Titles you create in Premiere Elements automatically include an alpha channel. You can also import files with predefined transparent areas. Applications such as Adobe After Effects, Adobe Photoshop, Adobe Photoshop Elements, and Adobe Illustrator® can save transparency. Not only will the file have an alpha channel, but it will also conform to your project settings. See the respective user guides for information on saving files with transparency.
A channel that defines transparent areas for a clip. This invisible channel exists in addition to the visible Red, Blue, and Green (RGB) color channels.
A setting that determines how opaque or transparent a clip is. (For example, 75% opacity equals 25% transparency.)
Sometimes used as another word for alpha channel; also describes the process of modifying an alpha channel.
A file or channel that defines the transparent areas of a clip. The matte determines the level of transparency in the resulting image. In Premiere Elements, you use mattes in conjunction with the Track Matte Key.
Defining transparent areas with a particular color (color key) or brightness value (luminance key). Pixels matching the key become transparent. Keying is commonly used to replace a uniform background, such as a blue screen, with another image. (In TV, for example, blue screens behind weather reporters are replaced with weather maps.) The Videomerge effect uses keying to automatically define the primary background color as transparent.
By default, clips appear at full (100%) opacity, obscuring any clips on the tracks below. To reveal lower clips, simply specify an opacity value below 100%. At 0% opacity, a clip is completely transparent. If no clips are below a transparent clip, the movie’s black background becomes visible.
In the Applied Effects panel, expand the Opacity effect and drag the Clip Opacity slider to the desired value.

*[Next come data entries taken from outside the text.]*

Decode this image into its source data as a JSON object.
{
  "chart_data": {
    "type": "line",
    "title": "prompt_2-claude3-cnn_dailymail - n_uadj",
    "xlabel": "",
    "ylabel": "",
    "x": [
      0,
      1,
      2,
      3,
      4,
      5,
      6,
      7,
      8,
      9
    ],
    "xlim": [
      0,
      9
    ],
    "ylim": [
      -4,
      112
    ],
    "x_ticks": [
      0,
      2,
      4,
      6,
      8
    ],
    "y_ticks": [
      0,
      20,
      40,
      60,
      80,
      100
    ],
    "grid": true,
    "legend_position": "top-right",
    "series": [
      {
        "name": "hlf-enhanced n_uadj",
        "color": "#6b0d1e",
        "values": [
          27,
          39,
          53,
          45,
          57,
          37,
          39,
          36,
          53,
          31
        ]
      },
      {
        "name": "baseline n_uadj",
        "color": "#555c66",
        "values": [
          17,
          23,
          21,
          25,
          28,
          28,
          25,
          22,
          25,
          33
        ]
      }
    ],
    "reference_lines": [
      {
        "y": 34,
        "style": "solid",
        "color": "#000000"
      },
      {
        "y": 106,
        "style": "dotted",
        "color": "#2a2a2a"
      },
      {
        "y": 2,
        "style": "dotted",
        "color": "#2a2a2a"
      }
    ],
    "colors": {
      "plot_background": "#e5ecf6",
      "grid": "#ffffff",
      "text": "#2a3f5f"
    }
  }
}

In the Expert view timeline, choose Opacity > Opacity from the pop‑up menu just above the clip. (You may need to zoom in to see this menu.) Click the Selection tool, position it over the clip’s Opacity graph, and when the pointer becomes a double‑arrow icon, drag the Opacity graph up or down.
To fade a clip in or out over time, animate its opacity. If you simply want to fade to black, click the Fade In or Fade Out option in the Applied Effects panel. You can also create transparency by using keying effects.

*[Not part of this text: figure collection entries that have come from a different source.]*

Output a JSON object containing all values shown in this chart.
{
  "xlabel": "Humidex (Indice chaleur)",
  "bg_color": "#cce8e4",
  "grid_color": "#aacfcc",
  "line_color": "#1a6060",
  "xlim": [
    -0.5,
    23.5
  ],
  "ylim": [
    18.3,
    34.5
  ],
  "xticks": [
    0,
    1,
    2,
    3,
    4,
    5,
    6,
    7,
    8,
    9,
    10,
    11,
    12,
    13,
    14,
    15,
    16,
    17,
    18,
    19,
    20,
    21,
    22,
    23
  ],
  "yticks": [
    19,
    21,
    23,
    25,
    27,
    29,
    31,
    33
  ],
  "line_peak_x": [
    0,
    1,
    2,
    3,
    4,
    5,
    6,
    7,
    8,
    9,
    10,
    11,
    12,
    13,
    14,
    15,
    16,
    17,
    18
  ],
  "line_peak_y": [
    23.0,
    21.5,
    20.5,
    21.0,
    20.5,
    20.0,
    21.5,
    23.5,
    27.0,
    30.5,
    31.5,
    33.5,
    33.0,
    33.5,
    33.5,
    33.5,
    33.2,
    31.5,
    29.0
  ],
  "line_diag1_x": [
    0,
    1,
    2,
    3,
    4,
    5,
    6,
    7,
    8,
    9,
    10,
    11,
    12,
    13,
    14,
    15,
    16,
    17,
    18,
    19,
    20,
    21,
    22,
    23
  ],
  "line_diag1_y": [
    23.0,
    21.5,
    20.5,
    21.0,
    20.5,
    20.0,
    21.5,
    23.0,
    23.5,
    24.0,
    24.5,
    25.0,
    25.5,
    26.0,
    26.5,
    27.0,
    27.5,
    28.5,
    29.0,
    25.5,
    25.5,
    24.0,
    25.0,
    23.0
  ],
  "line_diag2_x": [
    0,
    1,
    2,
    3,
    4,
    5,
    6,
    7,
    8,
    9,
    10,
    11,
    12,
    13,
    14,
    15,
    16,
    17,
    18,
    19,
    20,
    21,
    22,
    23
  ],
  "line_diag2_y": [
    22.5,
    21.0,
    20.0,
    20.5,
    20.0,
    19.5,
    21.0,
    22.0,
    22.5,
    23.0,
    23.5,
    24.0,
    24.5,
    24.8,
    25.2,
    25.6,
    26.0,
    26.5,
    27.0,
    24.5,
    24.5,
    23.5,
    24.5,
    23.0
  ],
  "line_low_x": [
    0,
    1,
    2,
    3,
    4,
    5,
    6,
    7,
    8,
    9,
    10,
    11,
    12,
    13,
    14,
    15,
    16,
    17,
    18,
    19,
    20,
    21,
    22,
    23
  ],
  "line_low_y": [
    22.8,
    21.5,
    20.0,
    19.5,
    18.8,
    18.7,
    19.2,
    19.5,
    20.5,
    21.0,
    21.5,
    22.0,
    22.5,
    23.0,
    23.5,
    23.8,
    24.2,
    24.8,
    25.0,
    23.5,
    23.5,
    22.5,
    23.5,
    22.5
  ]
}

To make specific areas in a clip transparent, apply a keying effect based on color, matte, or alpha channel. Pixels that match the specified key become transparent.

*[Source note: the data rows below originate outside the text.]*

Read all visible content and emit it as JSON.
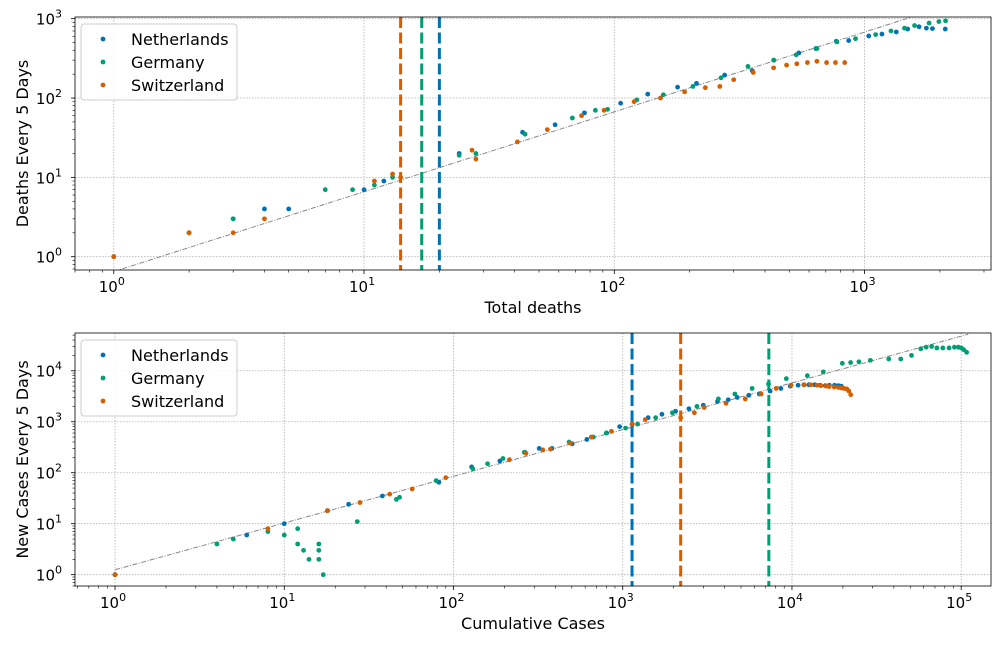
{
  "colors": {
    "Netherlands": "#0072b2",
    "Germany": "#009e73",
    "Switzerland": "#d55e00",
    "fit": "#888888",
    "grid": "#b0b0b0"
  },
  "chart_data": [
    {
      "type": "scatter",
      "xlabel": "Total deaths",
      "ylabel": "Deaths Every 5 Days",
      "xscale": "log",
      "yscale": "log",
      "xlim": [
        0.7,
        3200
      ],
      "ylim": [
        0.68,
        1050
      ],
      "xticks": [
        {
          "v": 1,
          "b": "10",
          "e": "0"
        },
        {
          "v": 10,
          "b": "10",
          "e": "1"
        },
        {
          "v": 100,
          "b": "10",
          "e": "2"
        },
        {
          "v": 1000,
          "b": "10",
          "e": "3"
        }
      ],
      "yticks": [
        {
          "v": 1,
          "b": "10",
          "e": "0"
        },
        {
          "v": 10,
          "b": "10",
          "e": "1"
        },
        {
          "v": 100,
          "b": "10",
          "e": "2"
        },
        {
          "v": 1000,
          "b": "10",
          "e": "3"
        }
      ],
      "grid": true,
      "legend": "top-left",
      "legend_labels": [
        "Netherlands",
        "Germany",
        "Switzerland"
      ],
      "fit_line": {
        "x": [
          1,
          2200
        ],
        "y": [
          0.65,
          1500
        ]
      },
      "vlines": [
        {
          "series": "Switzerland",
          "x": 14
        },
        {
          "series": "Germany",
          "x": 17
        },
        {
          "series": "Netherlands",
          "x": 20
        }
      ],
      "series": [
        {
          "key": "Netherlands",
          "x": [
            1,
            2,
            3,
            4,
            5,
            10,
            12,
            24,
            43,
            58,
            76,
            106,
            136,
            179,
            213,
            276,
            356,
            434,
            546,
            639,
            771,
            864,
            1039,
            1173,
            1339,
            1487,
            1651,
            1766,
            1867,
            2101
          ],
          "y": [
            1,
            2,
            3,
            4,
            4,
            7,
            9,
            20,
            37,
            46,
            65,
            86,
            112,
            137,
            153,
            195,
            220,
            300,
            370,
            420,
            520,
            530,
            605,
            640,
            680,
            740,
            790,
            760,
            750,
            740
          ]
        },
        {
          "key": "Germany",
          "x": [
            1,
            2,
            3,
            7,
            9,
            11,
            13,
            24,
            28,
            44,
            68,
            84,
            94,
            123,
            157,
            206,
            267,
            342,
            433,
            533,
            645,
            775,
            920,
            1107,
            1275,
            1444,
            1584,
            1810,
            1981,
            2107
          ],
          "y": [
            1,
            2,
            3,
            7,
            7,
            8,
            10,
            19,
            20,
            35,
            56,
            70,
            72,
            95,
            110,
            140,
            180,
            250,
            300,
            350,
            420,
            510,
            560,
            630,
            700,
            760,
            820,
            880,
            920,
            940
          ]
        },
        {
          "key": "Switzerland",
          "x": [
            1,
            2,
            3,
            4,
            11,
            13,
            14,
            27,
            28,
            41,
            54,
            74,
            91,
            120,
            153,
            191,
            231,
            264,
            300,
            359,
            433,
            488,
            536,
            591,
            645,
            705,
            765,
            833
          ],
          "y": [
            1,
            2,
            2,
            3,
            9,
            11,
            10,
            22,
            17,
            28,
            40,
            60,
            70,
            90,
            100,
            120,
            135,
            140,
            170,
            210,
            240,
            260,
            270,
            280,
            290,
            280,
            280,
            280
          ]
        }
      ]
    },
    {
      "type": "scatter",
      "xlabel": "Cumulative Cases",
      "ylabel": "New Cases Every 5 Days",
      "xscale": "log",
      "yscale": "log",
      "xlim": [
        0.58,
        150000
      ],
      "ylim": [
        0.6,
        55000
      ],
      "xticks": [
        {
          "v": 1,
          "b": "10",
          "e": "0"
        },
        {
          "v": 10,
          "b": "10",
          "e": "1"
        },
        {
          "v": 100,
          "b": "10",
          "e": "2"
        },
        {
          "v": 1000,
          "b": "10",
          "e": "3"
        },
        {
          "v": 10000,
          "b": "10",
          "e": "4"
        },
        {
          "v": 100000,
          "b": "10",
          "e": "5"
        }
      ],
      "yticks": [
        {
          "v": 1,
          "b": "10",
          "e": "0"
        },
        {
          "v": 10,
          "b": "10",
          "e": "1"
        },
        {
          "v": 100,
          "b": "10",
          "e": "2"
        },
        {
          "v": 1000,
          "b": "10",
          "e": "3"
        },
        {
          "v": 10000,
          "b": "10",
          "e": "4"
        }
      ],
      "grid": true,
      "legend": "top-left",
      "legend_labels": [
        "Netherlands",
        "Germany",
        "Switzerland"
      ],
      "fit_line": {
        "x": [
          1,
          110000
        ],
        "y": [
          1.25,
          52000
        ]
      },
      "vlines": [
        {
          "series": "Netherlands",
          "x": 1135
        },
        {
          "series": "Switzerland",
          "x": 2200
        },
        {
          "series": "Germany",
          "x": 7300
        }
      ],
      "series": [
        {
          "key": "Netherlands",
          "x": [
            1,
            6,
            10,
            18,
            24,
            38,
            82,
            128,
            188,
            265,
            321,
            382,
            503,
            614,
            804,
            959,
            1135,
            1413,
            1705,
            2051,
            2460,
            2994,
            3631,
            4204,
            4749,
            5560,
            6412,
            7431,
            8603,
            9762,
            10866,
            11750,
            12595,
            13614,
            14697,
            15723,
            16627,
            17851,
            18803,
            19580
          ],
          "y": [
            1,
            6,
            10,
            18,
            24,
            35,
            65,
            130,
            170,
            250,
            300,
            300,
            370,
            450,
            600,
            800,
            900,
            1200,
            1400,
            1600,
            1800,
            2100,
            2500,
            2700,
            3000,
            3300,
            3500,
            4000,
            4500,
            5000,
            5200,
            5300,
            5300,
            5300,
            5200,
            5100,
            5200,
            5200,
            5100,
            5000
          ]
        },
        {
          "key": "Germany",
          "x": [
            1,
            4,
            5,
            8,
            10,
            12,
            12,
            13,
            14,
            16,
            16,
            16,
            17,
            27,
            46,
            48,
            79,
            130,
            159,
            196,
            262,
            482,
            670,
            799,
            1040,
            1224,
            1565,
            1966,
            2745,
            3675,
            4599,
            5813,
            7272,
            9257,
            12327,
            15320,
            19848,
            22213,
            24873,
            29056,
            37323,
            43938,
            50871,
            57695,
            62095,
            66885,
            71808,
            77872,
            84794,
            91159,
            96092,
            100123,
            103375,
            107663
          ],
          "y": [
            1,
            4,
            5,
            7,
            6,
            4,
            8,
            3,
            2,
            2,
            3,
            4,
            1,
            11,
            30,
            33,
            70,
            120,
            150,
            190,
            250,
            400,
            500,
            600,
            750,
            900,
            1200,
            1500,
            2000,
            2800,
            3500,
            4500,
            5500,
            7000,
            8000,
            9500,
            14000,
            14500,
            15000,
            16000,
            17000,
            17000,
            20000,
            27000,
            29000,
            30000,
            28000,
            28000,
            28000,
            29000,
            29000,
            28000,
            26000,
            23000
          ]
        },
        {
          "key": "Switzerland",
          "x": [
            1,
            8,
            18,
            28,
            42,
            57,
            90,
            214,
            268,
            337,
            374,
            491,
            652,
            858,
            1139,
            1359,
            2200,
            2650,
            3028,
            4075,
            5294,
            6575,
            8060,
            9877,
            11811,
            12928,
            14076,
            14829,
            15922,
            16605,
            17768,
            18827,
            19606,
            20278,
            21100,
            21657,
            22253
          ],
          "y": [
            1,
            8,
            18,
            26,
            38,
            48,
            80,
            180,
            240,
            280,
            290,
            380,
            500,
            650,
            900,
            1100,
            1200,
            1500,
            1900,
            2300,
            2800,
            3500,
            4500,
            5200,
            5300,
            5300,
            5200,
            5100,
            5000,
            4900,
            4800,
            4700,
            4600,
            4500,
            4400,
            4000,
            3400
          ]
        }
      ]
    }
  ]
}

Color‑based keying effects
(Videomerge, Blue Screen Key, Chroma Key, Green Screen Key, and Non Red Key) Add transparency wherever a particular color occurs in a clip. For example, you can use color‑based keying effects to remove a background with a uniform color, such as a blue screen.
Matte‑based keying effects
(Four‑, Eight‑, and Sixteen‑Point Garbage Matte Keys, and Track Matte Key) Let you mask out areas of a clip with another clip or with areas you specify manually. You can add transparency according to the shape of a mask you position in the clip, or according to the grayscale tones in a file that you use as a matte. You can also use the Track Matte Key effect to make creative composites.
Alpha channel‑based keying effect
The Alpha Adjust Key effect lets you invert or turn off a clip’s alpha channel or convert areas without transparency to a mask.
For more information about keying out colors, see Help.
To automatically create transparency in the background of a clip, apply the Videomerge effect. This effect makes superimposing clips easy.
On Mac OS, the Videomerge dialog is not displayed when you drag a clip with a solid background. To apply Videomerge on Mac OS, drag the clip to the Monitor panel, and then select the Videomerge option. You can also apply Videomerge from the Effects panel.
To create transparency wherever a specific color occurs in a clip, apply a color‑based keying effect. These effects are commonly used to remove a colored background.
Sometimes a color‑based keying effect properly removes a background, but undesired objects still appear, such as a microphone or cable. Use a garbage matte keying effect to mask out those objects. Garbage mattes work well for areas that have clearly defined boundaries but no uniform color to key. Garbage mattes also work well to clean up unwanted artifacts that a color‑based keying effect left behind.
You can use the Interpret Footage command to change how Premiere Elements interprets a clip’s alpha channel throughout a project.
To ignore or invert the alpha channel of only a single instance of the clip, apply the Alpha Adjust keying effect instead.
Invert Alpha Channel
Reverses the light and dark areas of the alpha channel, which reverses the transparent and opaque areas of the clip.
Tip: If you have difficulty identifying which parts of a clip are transparent, temporarily add a bright color matte on a track below the image you are keying. (See Create a colored matte for a background.)